Acute Haemorrhagic oedema of infancy (AHOI) is a cutaneous leukocytoclastic vasculitis, clinically characterized by the acute development of peripheral oedema and targetoid purpuric lesions on the face and extremities [1]. It is commonly associated with Pneumococcal Bacteremia [2], CMV infection [1] and Rotavirus infection [3]. There was a 12-year-old boy who presented to the Emergency department with 2 days history of widespread non-blanching, erythematous, macular rash distributed over his face, chest, abdomen, back and legs; which was noted to gradually increase in size over the course of his illness. Aside from this, he had also experienced coryzal symptoms and mild temperatures. All other blood tests were within normal parameters. A nasopharyngeal aspirate was collected and found to be positive for Human Metapneumovirus. To our knowledge, this is the first reported case of AHOI associated with hMPV.

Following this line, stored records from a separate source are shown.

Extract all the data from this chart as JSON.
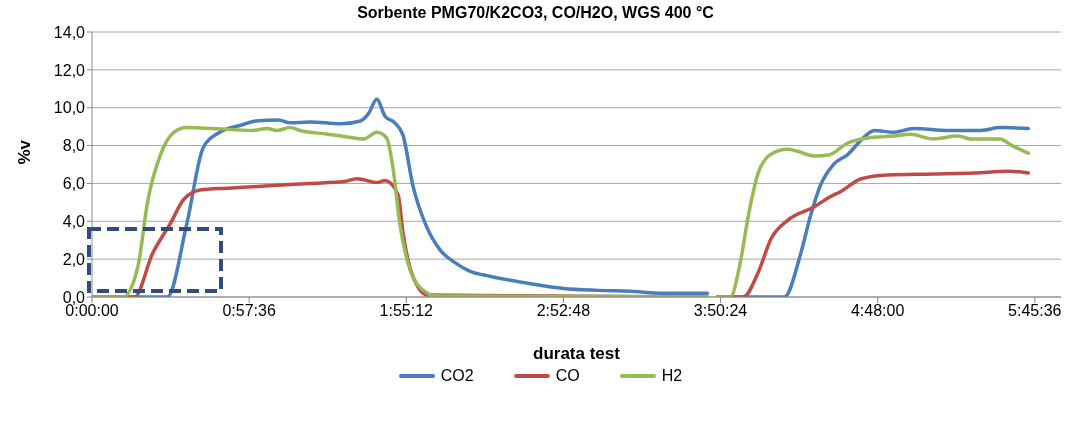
{
  "chart_data": {
    "type": "line",
    "title": "Sorbente PMG70/K2CO3, CO/H2O, WGS 400 °C",
    "xlabel": "durata test",
    "ylabel": "%v",
    "xlim": [
      0,
      5.92
    ],
    "xticks": [
      {
        "value": 0,
        "label": "0:00:00"
      },
      {
        "value": 0.96,
        "label": "0:57:36"
      },
      {
        "value": 1.92,
        "label": "1:55:12"
      },
      {
        "value": 2.88,
        "label": "2:52:48"
      },
      {
        "value": 3.84,
        "label": "3:50:24"
      },
      {
        "value": 4.8,
        "label": "4:48:00"
      },
      {
        "value": 5.76,
        "label": "5:45:36"
      }
    ],
    "ylim": [
      0,
      14
    ],
    "yticks": [
      {
        "value": 0,
        "label": "0,0"
      },
      {
        "value": 2,
        "label": "2,0"
      },
      {
        "value": 4,
        "label": "4,0"
      },
      {
        "value": 6,
        "label": "6,0"
      },
      {
        "value": 8,
        "label": "8,0"
      },
      {
        "value": 10,
        "label": "10,0"
      },
      {
        "value": 12,
        "label": "12,0"
      },
      {
        "value": 14,
        "label": "14,0"
      }
    ],
    "grid": "y",
    "legend": "bottom",
    "marker": "none",
    "line_style": "solid",
    "series": [
      {
        "name": "CO2",
        "color": "#4a7ebb",
        "x": [
          0,
          0.46,
          0.58,
          0.68,
          0.78,
          0.92,
          1.0,
          1.14,
          1.21,
          1.33,
          1.52,
          1.64,
          1.69,
          1.74,
          1.79,
          1.85,
          1.9,
          1.96,
          2.04,
          2.13,
          2.22,
          2.31,
          2.43,
          2.68,
          2.88,
          3.09,
          3.29,
          3.49,
          3.76,
          3.79,
          3.82,
          4.23,
          4.33,
          4.39,
          4.45,
          4.53,
          4.62,
          4.7,
          4.78,
          4.9,
          5.02,
          5.23,
          5.43,
          5.55,
          5.72
        ],
        "values": [
          0,
          0,
          3.9,
          7.9,
          8.7,
          9.1,
          9.3,
          9.35,
          9.2,
          9.25,
          9.15,
          9.3,
          9.7,
          10.45,
          9.55,
          9.2,
          8.55,
          5.9,
          3.8,
          2.45,
          1.8,
          1.35,
          1.1,
          0.7,
          0.45,
          0.35,
          0.3,
          0.2,
          0.2,
          null,
          0,
          0,
          2.3,
          4.3,
          5.9,
          7.0,
          7.55,
          8.3,
          8.8,
          8.7,
          8.9,
          8.8,
          8.8,
          8.95,
          8.9
        ]
      },
      {
        "name": "CO",
        "color": "#be4b48",
        "x": [
          0,
          0.26,
          0.37,
          0.48,
          0.56,
          0.66,
          0.83,
          1.13,
          1.33,
          1.54,
          1.62,
          1.74,
          1.79,
          1.87,
          1.9,
          1.96,
          2.05,
          3.76,
          3.79,
          3.82,
          3.98,
          4.07,
          4.15,
          4.25,
          4.41,
          4.51,
          4.57,
          4.7,
          4.86,
          5.14,
          5.39,
          5.6,
          5.72
        ],
        "values": [
          0,
          0,
          2.3,
          3.9,
          5.15,
          5.65,
          5.75,
          5.9,
          6.0,
          6.1,
          6.25,
          6.05,
          6.15,
          5.4,
          3.4,
          1.1,
          0.1,
          0,
          null,
          0,
          0,
          1.3,
          3.1,
          4.05,
          4.75,
          5.3,
          5.55,
          6.25,
          6.45,
          6.5,
          6.55,
          6.65,
          6.55
        ]
      },
      {
        "name": "H2",
        "color": "#98b954",
        "x": [
          0,
          0.19,
          0.28,
          0.34,
          0.42,
          0.5,
          0.58,
          0.74,
          0.98,
          1.07,
          1.13,
          1.21,
          1.27,
          1.44,
          1.56,
          1.66,
          1.74,
          1.8,
          1.84,
          1.88,
          1.93,
          2.01,
          2.11,
          3.76,
          3.79,
          3.82,
          3.9,
          3.96,
          4.01,
          4.07,
          4.15,
          4.25,
          4.31,
          4.41,
          4.5,
          4.62,
          4.74,
          4.9,
          5.0,
          5.14,
          5.29,
          5.37,
          5.55,
          5.61,
          5.72
        ],
        "values": [
          0,
          0,
          1.6,
          5.05,
          7.55,
          8.7,
          8.95,
          8.9,
          8.8,
          8.9,
          8.8,
          8.95,
          8.8,
          8.6,
          8.45,
          8.35,
          8.7,
          8.4,
          6.75,
          3.9,
          1.8,
          0.45,
          0.05,
          0,
          null,
          0,
          0,
          1.8,
          4.3,
          6.55,
          7.55,
          7.8,
          7.7,
          7.45,
          7.5,
          8.15,
          8.4,
          8.5,
          8.6,
          8.35,
          8.5,
          8.35,
          8.35,
          8.05,
          7.6
        ]
      }
    ]
  }
}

A 2-year-old boy presented to the Emergency Department with a 2-day history of widespread non-blanching, erythematous, macular rash distributed over his face, chest, abdomen, back and legs; which was noted to gradually increase in size over the course of his illness. Aside from this, he had also experienced coryzal symptoms and mild temperatures. He had been fully immunised and had no history of allergies.
On examination, the rash was evident over the male child's face, chest, abdomen, back, lower limbs and his palms and soles. The rash was noted to be warm, well demarcated and palpable with an irregular shape. No pruritis or tenderness was apparent. Furthermore, no target lesions, pustules or nodules were evident and the mucous membranes appeared to be spared. Oedema involving both ankles to the knee, was striking and proved to be painful with the child not weight bearing throughout the course of the illness. The remainder of his systemic examination was unremarkable. The rash and oedema were noted to be clinically consistent with Acute Haemorrhagic Oedema of Infancy (AHOI).
A full blood count together with coagulation profile, c reactive protein, liver function tests and iron studies were requested which revealed microcytic, hypochromatic erythrocytes and a low ferritin consistent with iron deficiency anaemia. All other blood tests were within normal parameters. A nasopharyngeal aspirate was collected and found to be positive for Human Metapneumovirus.
Over the course of the next two days, the rash was noted to fade rapidly together with a marked reduction in lower limb oedema. Antihistamines and Non-steroidal anti-inflammatories were used to manage his discomfort.
Human Metapneumovirus (hMPV) is a newly identified respiratory pathogen in 2001 causing a spectrum of illness ranging from asymptomatic carrier states to severe bronchiolitis [4]. 96% of hMPV positive children are under 6 years of age [4].
Aside from Bronchiolitis, hMPV has also been implied in cases of acute otitis media in children [5] and encephalitis [6]. hMPV causes illness throughout the year, but peak activity occurs during winter and spring nearly simultaneously with respiratory syncytial virus (RSV) and seasonal influenza [7].
Acute Haemorrhagic oedema of infancy (AHOI) is a cutaneous leukocytoclastic vasculitis, clinically characterized by the acute development of peripheral oedema and targetoid purpuric lesions on the face and extremities [1]. Snow first described acute hemorrhagic edema of infancy (AHOI) as a cutaneous variant of Henoch-Schönlein purpura (HSP) in the United States in 1913 [8]. AHOI has also previously been associated with Pneumococcal Bacteremia [2], CMV infection [1] and Rotavirus infection [3].
Acute haemorrhagic oedema of infancy (AHOI) is a relatively uncommon form of leukocytoclastic vasculitis that typically presents from 4 months of age to 2 years [9,10]. Its presentation in this case together with Human Metapneumovirus (hMPV) however, is most unusual.
AHOI was once considered a variant of Henoch-Schonlein Purpura (HSP) but today is recognized as a distinct entity [9,11]. HSP, however, is still the primary differential diagnosis to be considered. Characteristics that distinguish the conditions include age of onset, which is younger for AHOI than for HSP (peak age of 4 to 7 years) and cutaneous manifestations; with raised purpura on the extensor surfaces of the legs and buttocks present predominantly in HSP. In contrast, the larger erythematous purpura of AHOI, are found predominantly on the face and extremities. Other diagnoses to be considered are meningococcemia, erythema multiforme and child abuse.
To our knowledge, this is the first reported case of AHOI associated with hMPV infection.